Em outra parte da nota, o RH pediu “a compreensão de todos neste momento desafiador, mas estamos trabalhando arduamente para regularizar essa situação”, completou.
Apesar da falta de pagamentos, os funcionários afirmam que estão sendo orientados a continuar cumprindo o expediente, presencialmente. “Eram 250 funcionários, mas vários já pediram demissão pela falta de pagamento”, relatou.
Segundo o colaborador, alguns funcionários, sobretudo grandes gestores, estão tomando partido e defendendo o presidente Carlos Roberto Lopes como tentativa de receber. “Aqueles que têm cargos mais altos e ficaram do lado dele receberam uma parcela do salário, mas os demais não receberam nada.”
A revolta dos denunciantes se dá, especialmente porque, segundo eles, a empresa teria dito que não demitirá ninguém. “Agora, ficamos de mãos atadas, sem receber o salário e tendo que continuar ali, porque se nós nos demitirmos, perderemos nossos direitos”, lamentou.
Filiações involuntárias
Na semana passada, a coluna recebeu denúncias que revelaram a injustiça vivida pelos funcionários. Em entrevista, o denunciante contou, também em anonimato, que em 8 de janeiro deste ano, a associação emitiu um comunicado anunciando que, a partir daquela data, todos os colaboradores passariam a ser filiados à entidade, tendo acesso aos benefícios, projetos e ações disponibilizados.
O mesmo documento informava que, para ter acesso às supostas regalias, os funcionários teriam de desembolsar, mensalmente, 2,8% do salário mínimo vigente – o que, naquele mês, equivalia a cerca de R$ 39,54.
Segundo a Conafer, a finalidade da contribuição seria “reforçar o financiamento de projetos, campanhas e doações que beneficiam diretamente agricultores familiares e empreendedores rurais em todo o país”.
Revoltado, o denunciante relatou que mesmo aqueles que se posicionaram contra a inscrição no cadastro de associados tiveram os valores descontados nos contracheques de seus salários.
No documento que anunciou a filiação coletiva, consta a assinatura do presidente da entidade, Carlos Roberto Ferreira Lopes. Inconformados com a impossibilidade de impedir os descontos, alguns trabalhadores se uniram para denunciar o caso, anonimamente, ao Ministério Público do Trabalho (MPT).
O núcleo da farra
Conforme a coluna revelou, em 2021, um Procedimento Investigatório Criminal do Ministério Público do Distrito Federal e Territórios já alertava para um desvio sistemático de recursos públicos.
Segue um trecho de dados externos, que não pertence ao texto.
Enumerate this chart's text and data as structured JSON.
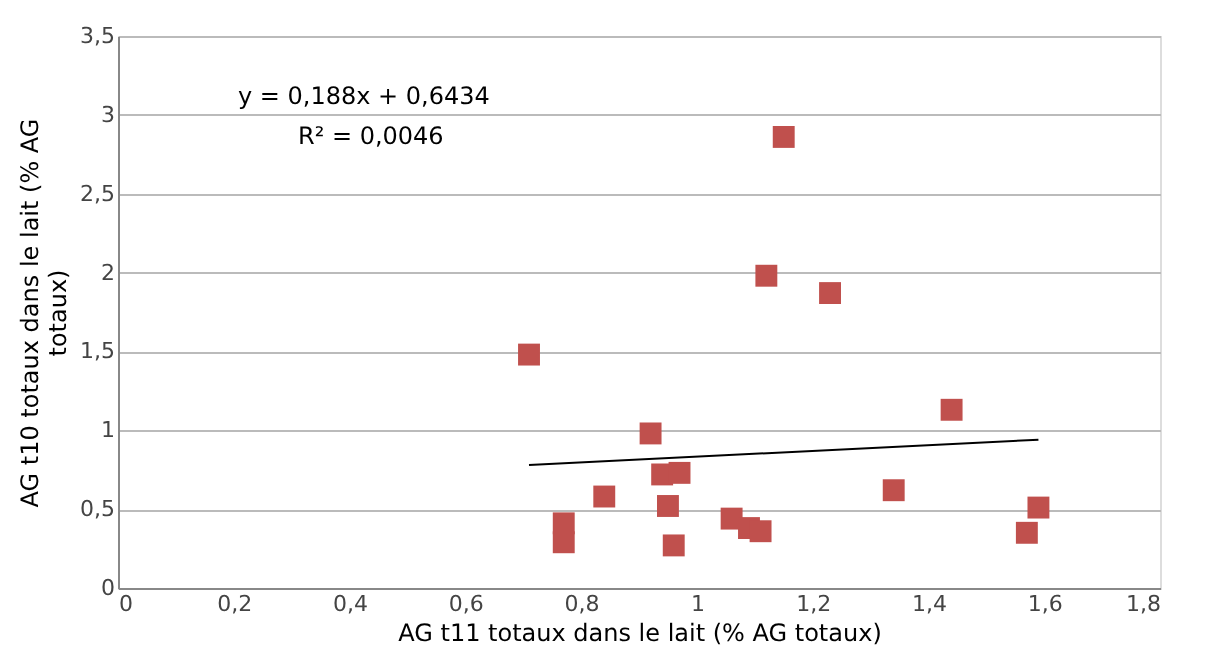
{
  "chart_data": {
    "type": "scatter",
    "xlabel": "AG t11 totaux dans le lait (% AG totaux)",
    "ylabel": "AG t10 totaux dans le lait (% AG totaux)",
    "annotations": [
      "y = 0,188x + 0,6434",
      "R² = 0,0046"
    ],
    "xlim": [
      0,
      1.8
    ],
    "xticks": [
      0,
      {
        "value": 0.2,
        "label": "0,2"
      },
      {
        "value": 0.4,
        "label": "0,4"
      },
      {
        "value": 0.6,
        "label": "0,6"
      },
      {
        "value": 0.8,
        "label": "0,8"
      },
      1,
      {
        "value": 1.2,
        "label": "1,2"
      },
      {
        "value": 1.4,
        "label": "1,4"
      },
      {
        "value": 1.6,
        "label": "1,6"
      },
      {
        "value": 1.8,
        "label": "1,8"
      }
    ],
    "ylim": [
      0,
      3.5
    ],
    "yticks": [
      0,
      {
        "value": 0.5,
        "label": "0,5"
      },
      1,
      {
        "value": 1.5,
        "label": "1,5"
      },
      2,
      {
        "value": 2.5,
        "label": "2,5"
      },
      3,
      {
        "value": 3.5,
        "label": "3,5"
      }
    ],
    "grid": "y",
    "series": [
      {
        "marker": "square",
        "color": "#c0504d",
        "x": [
          0.71,
          1.15,
          1.12,
          1.23,
          1.44,
          0.92,
          0.94,
          0.97,
          0.84,
          1.34,
          0.95,
          0.77,
          0.77,
          0.96,
          1.06,
          1.09,
          1.11,
          1.59,
          1.57
        ],
        "values": [
          1.48,
          2.86,
          1.98,
          1.87,
          1.13,
          0.98,
          0.72,
          0.73,
          0.58,
          0.62,
          0.52,
          0.41,
          0.29,
          0.27,
          0.44,
          0.38,
          0.36,
          0.51,
          0.35
        ]
      },
      {
        "type": "line",
        "color": "#000000",
        "x": [
          0.71,
          1.59
        ],
        "values": [
          0.78,
          0.94
        ]
      }
    ]
  }
}
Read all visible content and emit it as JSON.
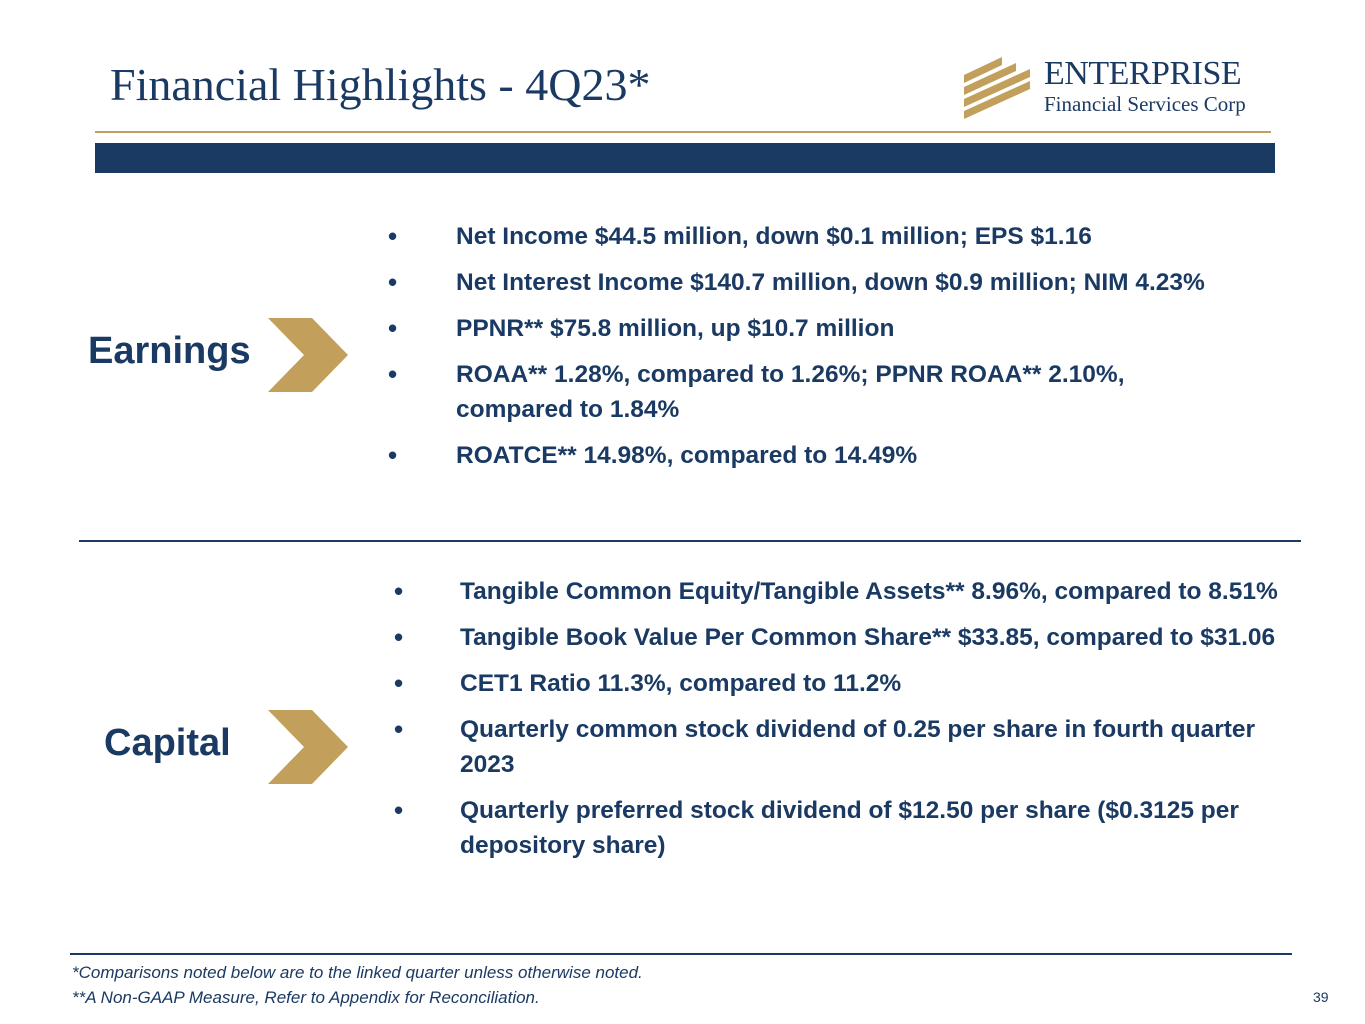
{
  "header": {
    "title": "Financial Highlights - 4Q23*",
    "logo_name": "ENTERPRISE",
    "logo_sub": "Financial Services Corp"
  },
  "colors": {
    "navy": "#1a3a63",
    "gold": "#c2a05c"
  },
  "earnings": {
    "label": "Earnings",
    "icon": "chevron-right-icon",
    "bullets": [
      "Net Income $44.5 million, down $0.1 million; EPS $1.16",
      "Net Interest Income $140.7 million, down $0.9 million; NIM 4.23%",
      "PPNR** $75.8 million, up $10.7 million",
      "ROAA** 1.28%, compared to 1.26%; PPNR ROAA** 2.10%, compared to 1.84%",
      "ROATCE** 14.98%, compared to 14.49%"
    ]
  },
  "capital": {
    "label": "Capital",
    "icon": "chevron-right-icon",
    "bullets": [
      "Tangible Common Equity/Tangible Assets** 8.96%, compared to 8.51%",
      "Tangible Book Value Per Common Share** $33.85, compared to $31.06",
      "CET1 Ratio 11.3%, compared to 11.2%",
      "Quarterly common stock dividend of 0.25 per share in fourth quarter 2023",
      "Quarterly preferred stock dividend of $12.50 per share ($0.3125 per depository share)"
    ]
  },
  "footnotes": {
    "note1": "*Comparisons noted below are to the linked quarter unless otherwise noted.",
    "note2": "**A Non-GAAP Measure, Refer to Appendix for Reconciliation."
  },
  "page_number": "39"
}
Naquele ano, a Conafer saltou de 42 mil para mais de 279 mil filiados. O crescimento coincidiu com o auge da pandemia e com a redução no atendimento presencial do INSS, cenário que favoreceu a aplicação do golpe.
Milhares de aposentados e pensionistas descobriram os descontos apenas meses depois. Alguns, com benefícios próximos ao salário mínimo, tiveram até R$ 77 abatidos por mês.
O esquema
O escândalo do INSS foi revelado pelo Metrópoles em uma série de reportagens publicadas a partir de dezembro de 2023. Três meses depois, o portal mostrou que a arrecadação das entidades com descontos de mensalidade de aposentados havia disparado, chegando a R$ 2 bilhões em um ano, enquanto as associações respondiam a milhares de processos por fraude na filiação de segurados.
As reportagens do Metrópoles levaram à abertura de inquérito pela PF e abasteceram as apurações da Controladoria-Geral da União (CGU). Ao todo, 38 matérias do portal foram listadas pela PF na representação que deu origem à Operação Sem Desconto, deflagrada em 23 de abril e que culminou nas demissões do presidente do INSS, Alessandro Stefanutto, e do ministro da Previdência, Carlos Lupi.
A coluna procurou a Conafer e o Ministério Público do Trabalho (MPT), mas, até o momento, não houve retorno.